Safeguarding a heritage
Perfumery, in the broadest sense of the term, is one of the most important social phenomena since ancient times, in all civilisations, regardless of the social, political or religious context. For more than four millennia, it has given birth to thousands of objects made of precious or humble materials, using all art forms from realism to abstraction. It has of course inspired many private collections. But before the opening of the International Perfume Museum there was never the desire to create a public institution dedicated to the preservation of this international heritage. Soap, make-up and cosmetics are inseparable from what we understand today by Perfumery, that is to say essentially luxury alcoholic perfumery or the finished product.
Grasse, the birthplace of perfumery
Obviously, such a museum could only be found in France, where contemporary perfumery was born in the early twentieth century thanks to François Coty and where Coco Chanel launched the fashion for aldehyde rich perfumes.
Grasse has, over the decades, been able to retain and continues to demonstrate the excellence of its production of natural raw materials developed by constantly perfected ingenious processes and used by powerful industrial establishments. Grasse wanted to be the first to create an International Perfume Museum. The city presented the most elaborate project served by a tenacious collective desire to make it succeed. The creation of this International Perfume Museum in Grasse goes far beyond an apparent opportunity, it has symbolic value. Francois Carnot, one of the organisers of the Centennial Museums, was one of the strongest proponents of this idea. He remains an outstanding figure in the history of the creation of the International Perfume Museum: son of the President of the Republic, he had a passionate interest in the arts.
1918, the first museum
Thus in 1918, Francois Carnot created a private museum in Grasse. Since 1921, there has been a section dedicated to perfume in all its forms thanks to generous donors. In an essential complementarity, Paris and Grasse perfumers including the famous houses Piver, Pinaud etc as well as the industrial establishments Chiris of Grasse, worked towards the creation of this museum. François Carnot rallied the world of perfumery and that of the decorative arts. It is he who introduced the perfumer François Coty to the famous glassmaker René Lalique. Private collectors are no exception, and in 1931, Viscountess Savigny of Moncorps donated a very large collection of perfumery and cosmetics labels dating back to the early nineteenth century, and from the old Seillans perfumery (Var) to the Grasse museum.
It was not until 1955, with the arrival at the Museum of Grasse of a young curator, that Francois Carnot restarted this project, but it received no help from the municipality despite the growing collections. Inaugurated in January 1989, the year of the bicentenary of French perfumery, the International Perfume Museum represents the living memory of a profession, but also a very strong specific identity in Grasse: perfumery, of which Grasse which remains the reference in the eyes of the world.

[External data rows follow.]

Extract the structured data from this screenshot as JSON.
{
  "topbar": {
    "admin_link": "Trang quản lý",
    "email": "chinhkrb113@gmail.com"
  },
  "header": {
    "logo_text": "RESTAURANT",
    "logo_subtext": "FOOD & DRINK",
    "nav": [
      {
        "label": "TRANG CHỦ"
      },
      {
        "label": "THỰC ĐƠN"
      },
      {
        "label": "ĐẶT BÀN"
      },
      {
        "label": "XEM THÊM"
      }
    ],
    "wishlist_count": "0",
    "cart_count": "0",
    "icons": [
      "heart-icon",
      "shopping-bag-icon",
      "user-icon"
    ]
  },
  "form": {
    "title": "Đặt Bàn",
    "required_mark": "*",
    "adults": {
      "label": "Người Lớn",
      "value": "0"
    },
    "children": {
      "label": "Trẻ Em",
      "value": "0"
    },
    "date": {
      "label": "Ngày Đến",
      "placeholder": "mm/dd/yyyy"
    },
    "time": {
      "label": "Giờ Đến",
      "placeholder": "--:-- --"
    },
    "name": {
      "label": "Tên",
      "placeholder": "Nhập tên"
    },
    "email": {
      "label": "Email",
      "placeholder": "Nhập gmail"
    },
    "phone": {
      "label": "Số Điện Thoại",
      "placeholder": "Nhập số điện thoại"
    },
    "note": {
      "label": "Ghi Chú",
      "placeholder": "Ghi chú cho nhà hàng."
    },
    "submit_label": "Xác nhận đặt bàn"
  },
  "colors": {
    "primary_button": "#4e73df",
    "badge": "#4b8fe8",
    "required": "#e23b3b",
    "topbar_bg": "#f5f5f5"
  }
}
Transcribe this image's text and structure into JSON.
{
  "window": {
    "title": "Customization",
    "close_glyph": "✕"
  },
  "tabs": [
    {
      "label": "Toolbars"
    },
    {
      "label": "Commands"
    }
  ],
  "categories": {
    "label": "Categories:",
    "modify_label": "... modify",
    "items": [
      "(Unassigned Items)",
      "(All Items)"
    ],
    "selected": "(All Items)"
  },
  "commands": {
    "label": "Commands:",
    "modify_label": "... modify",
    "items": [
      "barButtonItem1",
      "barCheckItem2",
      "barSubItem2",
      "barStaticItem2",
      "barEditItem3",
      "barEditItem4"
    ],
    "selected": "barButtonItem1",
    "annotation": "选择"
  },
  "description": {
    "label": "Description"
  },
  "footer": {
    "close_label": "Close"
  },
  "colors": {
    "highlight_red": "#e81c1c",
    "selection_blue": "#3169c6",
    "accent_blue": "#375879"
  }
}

2006, Expansion and restructuring of the Museum
The works started in 2006 have doubled the surface area of the museum which now offers visitors an area of 3500m dedicated to the world of perfumery. A true testament to the international technical, aesthetic, social and cultural history of the tradition of the use of scents, the museum employs an anthropological approach to examine all aspects of the history of fragrances - raw materials, manufacturing, industry, innovation, trading, design, uses and through a variety of forms - art objects, decorative arts, textiles, archaeological evidence, unique pieces or industrial forms). The International Perfume Museum is the first public collection in the world devoted to the perfume industry, from the earliest times to the present day, on five continents and in three major areas: seduction, care, communication.
Four symbolic places in Grasse history
- The entrance pavilion of the ancient Hugues-Aîné perfumery built in the nineteenth century, and the remains of the former Dominican monastery built in the fourteenth century, built against the city's wall dating back to the same period.
- The hotel Pontevès and its main courtyard.
- The former Pélissier building.
- The gardens and terraces of different levels.